Das Benediktbeurer Rezeptar – Klosterheilkunde aus dem Mittelalter – Kräutergeschichte aus der Region. Im Mittelalter prägten Klöster die abendländische Arzneikunde. Nonnen und Mönche kultivierten in Klostergärten Gemüse, Gewürze, Arzneikräuter sowie Zierpflanzen und verfassten Bücher über deren heilsame Wirkung (Hildegard von Bingen). Häufig übernahmen die Klöster die gesamte medizinische Versorgung: Neben der Funktion des Arztes und Pflegers, hatten sich damals gleichzeitig das Amt des Apothekers inne. Die Weitergabe dieses medizinischen und pharmazeutischen Wissens blieb zunächst auf die Abteien beschränkt, da es im lateinischer Sprache niedergeschrieben war. Um die Pflanzenheilkunde auch der örtlichen Bevölkerung zugänglich zu machen, übersetzten einzelne Mönche im Laufe des Mittelalters die heilkundlichen Werke oder Teile davon, ins Mittelhochdeutsche. Daraus entstand das sogenannte "Benediktbeurer Receptar". Es ist eine der ältesten erhaltenen medizinischen Handschriften aus dem bayerischen Raum, die im 13. Jh. verfasst wurden. Einzelne darin enthaltene Rezepte sind wesentlich älter. Im Kräuter-Erlebnis-Park gibt es Beete mit den Pflanzen des Receptars. Der Grundriss des Meditationsgartens an der Westseite der Klosteranlage orientiert sich an dem berühmten Bodenlabyrinth der Kathedrale von Chartres. Ohne Kreuzungen und Sackgassen wird man auf dem 160 m langen Natursteinweg an vier Beetkreisen (Kräuter für alle Sinne, Kräuter die Heilen, Kräuter für die Küche, Symbolkräuter) entlang bis zum Brunnen in der Mitte geleitet. Der Garten regt zu einer intensiven sinnlichen Wahrnehmung der Pflanzen und zur Besinnung an.
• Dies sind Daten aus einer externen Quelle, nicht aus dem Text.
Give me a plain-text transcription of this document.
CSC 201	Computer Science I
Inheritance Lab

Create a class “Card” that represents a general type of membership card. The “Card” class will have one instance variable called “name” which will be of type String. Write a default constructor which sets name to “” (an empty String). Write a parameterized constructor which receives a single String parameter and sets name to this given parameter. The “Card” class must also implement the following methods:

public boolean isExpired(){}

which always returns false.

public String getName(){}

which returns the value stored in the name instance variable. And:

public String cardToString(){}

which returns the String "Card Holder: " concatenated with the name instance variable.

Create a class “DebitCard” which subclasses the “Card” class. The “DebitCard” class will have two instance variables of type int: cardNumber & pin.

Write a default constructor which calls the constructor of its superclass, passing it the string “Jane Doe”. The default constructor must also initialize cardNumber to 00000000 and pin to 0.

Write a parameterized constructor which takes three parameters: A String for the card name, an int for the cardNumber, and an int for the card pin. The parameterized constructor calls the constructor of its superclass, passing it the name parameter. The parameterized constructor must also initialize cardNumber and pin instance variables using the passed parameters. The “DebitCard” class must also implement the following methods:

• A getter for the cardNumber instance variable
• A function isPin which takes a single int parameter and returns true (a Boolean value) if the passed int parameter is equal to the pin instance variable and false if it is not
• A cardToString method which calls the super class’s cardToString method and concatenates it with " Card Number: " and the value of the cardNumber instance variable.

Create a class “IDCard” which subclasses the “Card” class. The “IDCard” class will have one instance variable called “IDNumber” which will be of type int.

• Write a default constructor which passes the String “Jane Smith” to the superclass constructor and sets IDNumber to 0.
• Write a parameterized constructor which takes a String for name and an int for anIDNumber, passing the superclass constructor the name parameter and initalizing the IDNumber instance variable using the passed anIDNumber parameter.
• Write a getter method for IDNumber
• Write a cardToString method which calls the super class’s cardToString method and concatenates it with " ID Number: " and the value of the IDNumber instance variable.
Überlastung, Zweifel oder ganz einfach das Bedürfnis, Ruhe zu finden und mit sich selbst ins Reine zu kommen? Im Kloster Benediktbeuern bietet Pater Dr. Boekholt eine besondere Auszeit vom Alltag an – seit 20 Jahren. Vor der Kulisse von Benediktenwand und Herzogstand, in Fußreichweite zum Kochelsee und inmitten des wunderschönen Klosterareals und seiner Gärten empfängt der Salesianer Don Boscos wöchentlich bis zu drei Gäste zu Einzelexerzitien. Je nach Bedarf nimmt er sich Zeit für intensive Einzelgespräche und leitet seine Besucher zu ausgedehnten Streifzügen durch die intakte Natur des Tölzer Landes ein. Daneben bleibt ausreichend Zeit, um die Stille ebenso so genießen wie die einzigartigen Räumlichkeiten des Klosters. Ob weltliche oder geistliche Unklarheiten, Pater Dr. Boekholt versucht alle Fragen im Gespräch zu klären und eine Achtsamkeit anzuregen, die Elemente der Reflexion, Ruhe, Auseinandersetzung und auch des "Sich etwas Gönnens" beinhaltet. Das Angebot ist nach Verfügbarkeit ganzjährig buchbar. Teilnehmer erhalten für rund 50 Euro pro Nacht ein ruhiges Einzelzimmer im Kloster inklusive Halbpension. Die Gespräche sind kostenfrei, können aber gerne durch Spenden für eines der Hilfsprojekte des Ordens honoriert werden.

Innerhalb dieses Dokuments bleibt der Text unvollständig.